Un secolo e mezzo di vita tra bombe, rivolte e star E nel '67 partì pure il Giro

Mengoni la costruì ma morì prima del varo Gli alleati la distrussero. Attori e re sfilarono

Profumo di grida. Decibel di baci. Nel salotto di Milano si è seduto il bene e il male di ogni cosa. E continua imperterrito ad accomodarsi, come se niente fosse. Come se non ci fosse storia. La prima a prender posto fu la donna con la falce. E Giuseppe Mengoni - timido bolognese che vinse l'appalto per costruire la Galleria dopo due bandi conclusi da un sovraffollamento di concorrenti e nessun vincitore - cadde dall'impalcatura prima dell'inaugurazione. E lì rimase. Senza più vita. Lo archiviarono come un incidente. Uno di quelli che la malasorte confeziona su misura, ma nessuno ha escluso che si trattasse di un suicidio. Rimase un giallo. E i secoli hanno contribuito a dimenticare più che a chiarire.

Vagiti di morte. Quei foschi presagi furono smentiti dal tempo. Ma il salotto continuò ad accogliere senza distinzioni l'aristocrazia e la plebe. I volti noti e gli sconosciuti. Quelli che manifestavano in difesa di Garibaldi, arrestato a Sinalunga. E perfino le armi. In quel maggio 1898 in cui Bava Beccaris, uno che non andava per il sottile, sparò sulla folla. La «protesta dello stomaco», altrimenti ricordata come i moti di Milano, si concluse con più di 80 morti e 450 feriti che valsero al generale una medaglia d'oro al valor militare. Aveva represso la rivolta di un popolo che aveva alzato la voce nel cuore di Milano. Il generale si sentì lusingato, ma fu una delle pagine più buie di un re, Umberto I, figlio e successore di quel Vittorio Emanuele II che la Galleria l'aveva inaugurata 22 anni prima. E dai milanesi gli era stata dedicata.

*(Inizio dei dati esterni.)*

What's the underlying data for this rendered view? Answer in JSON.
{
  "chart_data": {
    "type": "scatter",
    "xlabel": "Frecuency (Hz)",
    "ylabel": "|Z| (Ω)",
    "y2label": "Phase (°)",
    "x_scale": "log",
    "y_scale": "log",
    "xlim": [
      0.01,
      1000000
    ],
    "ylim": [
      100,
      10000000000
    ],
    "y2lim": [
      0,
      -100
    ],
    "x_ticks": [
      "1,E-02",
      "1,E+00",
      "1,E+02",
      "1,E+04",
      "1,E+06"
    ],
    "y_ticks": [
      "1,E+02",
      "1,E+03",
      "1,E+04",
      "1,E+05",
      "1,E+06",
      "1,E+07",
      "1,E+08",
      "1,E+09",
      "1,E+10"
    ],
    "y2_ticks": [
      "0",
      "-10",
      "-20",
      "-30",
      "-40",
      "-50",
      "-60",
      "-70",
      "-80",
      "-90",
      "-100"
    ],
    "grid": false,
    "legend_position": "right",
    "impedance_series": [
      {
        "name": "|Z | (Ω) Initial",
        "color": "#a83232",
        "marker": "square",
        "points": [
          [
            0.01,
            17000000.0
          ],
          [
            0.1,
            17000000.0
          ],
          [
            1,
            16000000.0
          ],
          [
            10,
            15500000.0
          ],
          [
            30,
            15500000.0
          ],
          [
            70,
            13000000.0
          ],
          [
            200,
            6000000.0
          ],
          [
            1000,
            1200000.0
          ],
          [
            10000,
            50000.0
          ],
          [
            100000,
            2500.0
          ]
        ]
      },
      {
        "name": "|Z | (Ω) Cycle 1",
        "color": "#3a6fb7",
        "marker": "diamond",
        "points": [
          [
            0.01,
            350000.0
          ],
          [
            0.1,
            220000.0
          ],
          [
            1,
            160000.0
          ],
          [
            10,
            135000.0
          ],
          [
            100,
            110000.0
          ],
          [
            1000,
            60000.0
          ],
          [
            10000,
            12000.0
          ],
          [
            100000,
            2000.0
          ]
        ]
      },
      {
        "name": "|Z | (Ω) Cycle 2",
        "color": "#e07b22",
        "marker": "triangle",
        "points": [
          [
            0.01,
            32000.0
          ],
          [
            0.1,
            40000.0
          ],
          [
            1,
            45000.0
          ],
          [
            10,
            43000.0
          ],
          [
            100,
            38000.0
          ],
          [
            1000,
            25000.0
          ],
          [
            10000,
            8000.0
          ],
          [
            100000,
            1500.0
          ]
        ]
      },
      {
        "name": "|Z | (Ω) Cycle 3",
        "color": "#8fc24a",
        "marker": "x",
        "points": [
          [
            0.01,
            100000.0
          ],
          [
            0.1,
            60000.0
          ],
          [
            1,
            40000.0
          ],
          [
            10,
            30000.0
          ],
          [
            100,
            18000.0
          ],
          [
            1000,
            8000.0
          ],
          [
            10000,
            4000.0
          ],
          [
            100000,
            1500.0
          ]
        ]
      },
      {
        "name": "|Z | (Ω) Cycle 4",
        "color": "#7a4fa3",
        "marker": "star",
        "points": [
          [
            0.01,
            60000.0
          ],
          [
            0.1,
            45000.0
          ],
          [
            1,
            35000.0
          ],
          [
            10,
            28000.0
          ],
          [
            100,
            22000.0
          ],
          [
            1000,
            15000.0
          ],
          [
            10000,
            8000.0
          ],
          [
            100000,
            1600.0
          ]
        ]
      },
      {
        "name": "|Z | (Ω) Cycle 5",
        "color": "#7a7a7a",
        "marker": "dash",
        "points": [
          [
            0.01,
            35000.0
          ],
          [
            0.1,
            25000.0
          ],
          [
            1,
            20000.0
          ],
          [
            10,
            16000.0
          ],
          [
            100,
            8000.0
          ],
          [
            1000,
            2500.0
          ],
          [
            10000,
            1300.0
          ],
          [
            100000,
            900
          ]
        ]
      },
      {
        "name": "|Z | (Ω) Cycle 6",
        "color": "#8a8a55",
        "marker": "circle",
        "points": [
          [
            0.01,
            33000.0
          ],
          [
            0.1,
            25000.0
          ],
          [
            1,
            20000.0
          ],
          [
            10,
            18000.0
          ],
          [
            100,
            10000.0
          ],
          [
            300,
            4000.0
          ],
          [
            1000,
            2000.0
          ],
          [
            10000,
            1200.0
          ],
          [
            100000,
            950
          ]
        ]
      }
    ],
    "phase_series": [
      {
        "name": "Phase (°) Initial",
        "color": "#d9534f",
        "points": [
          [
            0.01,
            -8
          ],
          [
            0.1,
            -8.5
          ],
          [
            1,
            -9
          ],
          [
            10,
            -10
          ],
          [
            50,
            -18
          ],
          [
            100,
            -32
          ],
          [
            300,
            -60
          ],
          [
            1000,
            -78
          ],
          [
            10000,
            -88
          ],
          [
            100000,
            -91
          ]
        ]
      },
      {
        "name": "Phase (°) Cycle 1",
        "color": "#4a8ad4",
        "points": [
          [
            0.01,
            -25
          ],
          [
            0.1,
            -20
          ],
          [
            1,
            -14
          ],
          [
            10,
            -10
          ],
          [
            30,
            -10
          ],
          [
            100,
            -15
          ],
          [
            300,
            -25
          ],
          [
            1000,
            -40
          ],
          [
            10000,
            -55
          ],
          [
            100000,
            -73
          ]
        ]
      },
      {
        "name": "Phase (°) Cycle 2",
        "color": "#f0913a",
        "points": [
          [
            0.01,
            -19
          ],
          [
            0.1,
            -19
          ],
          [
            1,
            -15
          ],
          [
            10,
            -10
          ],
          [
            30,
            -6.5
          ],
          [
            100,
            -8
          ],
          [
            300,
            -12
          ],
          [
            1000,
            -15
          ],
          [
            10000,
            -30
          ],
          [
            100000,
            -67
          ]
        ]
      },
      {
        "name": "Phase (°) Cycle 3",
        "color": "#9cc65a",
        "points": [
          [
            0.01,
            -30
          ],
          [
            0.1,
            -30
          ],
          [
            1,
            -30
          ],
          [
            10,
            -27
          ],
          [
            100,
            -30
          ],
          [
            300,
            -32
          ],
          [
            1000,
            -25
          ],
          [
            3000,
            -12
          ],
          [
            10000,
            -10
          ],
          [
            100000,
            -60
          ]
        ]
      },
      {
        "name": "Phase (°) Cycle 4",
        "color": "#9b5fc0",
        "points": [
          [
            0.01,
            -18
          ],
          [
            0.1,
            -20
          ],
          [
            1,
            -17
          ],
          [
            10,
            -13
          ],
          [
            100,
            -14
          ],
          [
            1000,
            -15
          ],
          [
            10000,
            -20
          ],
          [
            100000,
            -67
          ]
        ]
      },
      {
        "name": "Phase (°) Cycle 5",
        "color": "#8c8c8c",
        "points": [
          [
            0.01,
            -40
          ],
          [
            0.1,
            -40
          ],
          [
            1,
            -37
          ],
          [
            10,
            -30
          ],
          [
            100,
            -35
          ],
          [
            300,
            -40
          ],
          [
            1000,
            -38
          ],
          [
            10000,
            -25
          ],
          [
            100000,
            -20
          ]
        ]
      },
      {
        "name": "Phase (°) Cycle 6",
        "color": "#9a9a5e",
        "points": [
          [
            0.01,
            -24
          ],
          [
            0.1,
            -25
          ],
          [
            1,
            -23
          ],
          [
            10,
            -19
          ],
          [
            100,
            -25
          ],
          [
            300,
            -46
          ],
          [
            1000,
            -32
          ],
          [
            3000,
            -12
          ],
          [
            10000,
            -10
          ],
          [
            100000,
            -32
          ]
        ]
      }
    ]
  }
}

Quelle cannonate non tolsero mai fiato e parole. Come per nemesi dopo la ribellione soffocata, la Galleria rimase per sempre lo spazio della chiacchiera popolare. Capannelli di sconosciuti parlavano dei problemi dello Stato e di hashish legalizzato. Si urlava che il Milan. Che l'Inter. Che Fanfani e Rumor. Che i reggiseni delle femministe. Che il sindaco aveva messo una rete per non far entrare i piccioni. E gli strilloni dei giornali del pomeriggio gridavano ai passanti la notizia più fresca. Valeva 150 lire e non importa se non sempre fosse vera. Internet ante litteram era quel passaparola urlato a gran voce in mezzo a tutti. Lo studente di corsa. Il turista armato di macchina fotografica. Il piazzista di souvenir. Le dame sedute al caffè. Gli innamorati stretti stretti. I visitatori che andavano a calcare il tallone sulle palle del toro. Un giro su se stessi, guardando l'Asia. Lassù. Lunetta opposta di un altro cielo. Dove una donna riceve i doni da un mandarino cinese. E, sotto i portici, i ciechi vociavano forte per piazzare il tartufo a quelli che passavano con la mani calcate sul naso. Ma loro non li vedevano.

Caddero le bombe del '43. Ferita al cuore. Sventrarono il salotto che fu anche di Sinatra e della Callas. Dei principi di Monaco. E nel '67 - ma stavolta del Novecento - fu perfino dei ciclisti del Giro. Erano i cent'anni. E si partì da lì. Gimondi e Adorni. Anquetil e Balmamion. Merckx. Al via su un tappeto rosso che nel tempo avrebbe ospitato anche le modelle. La Galleria era diventata una passerella. Non sempre e solo alla moda. Più spesso di. Moda.

Sfilarono perfino Borrelli, Colombo e Di Pietro. Con lo scalpo di una classe politica demonizzata più di tanti ladri stessi, a tutt'oggi indefessi nel loro disonorevole lavoro. Anche questo è salotto. Teste coronate e delinquenti.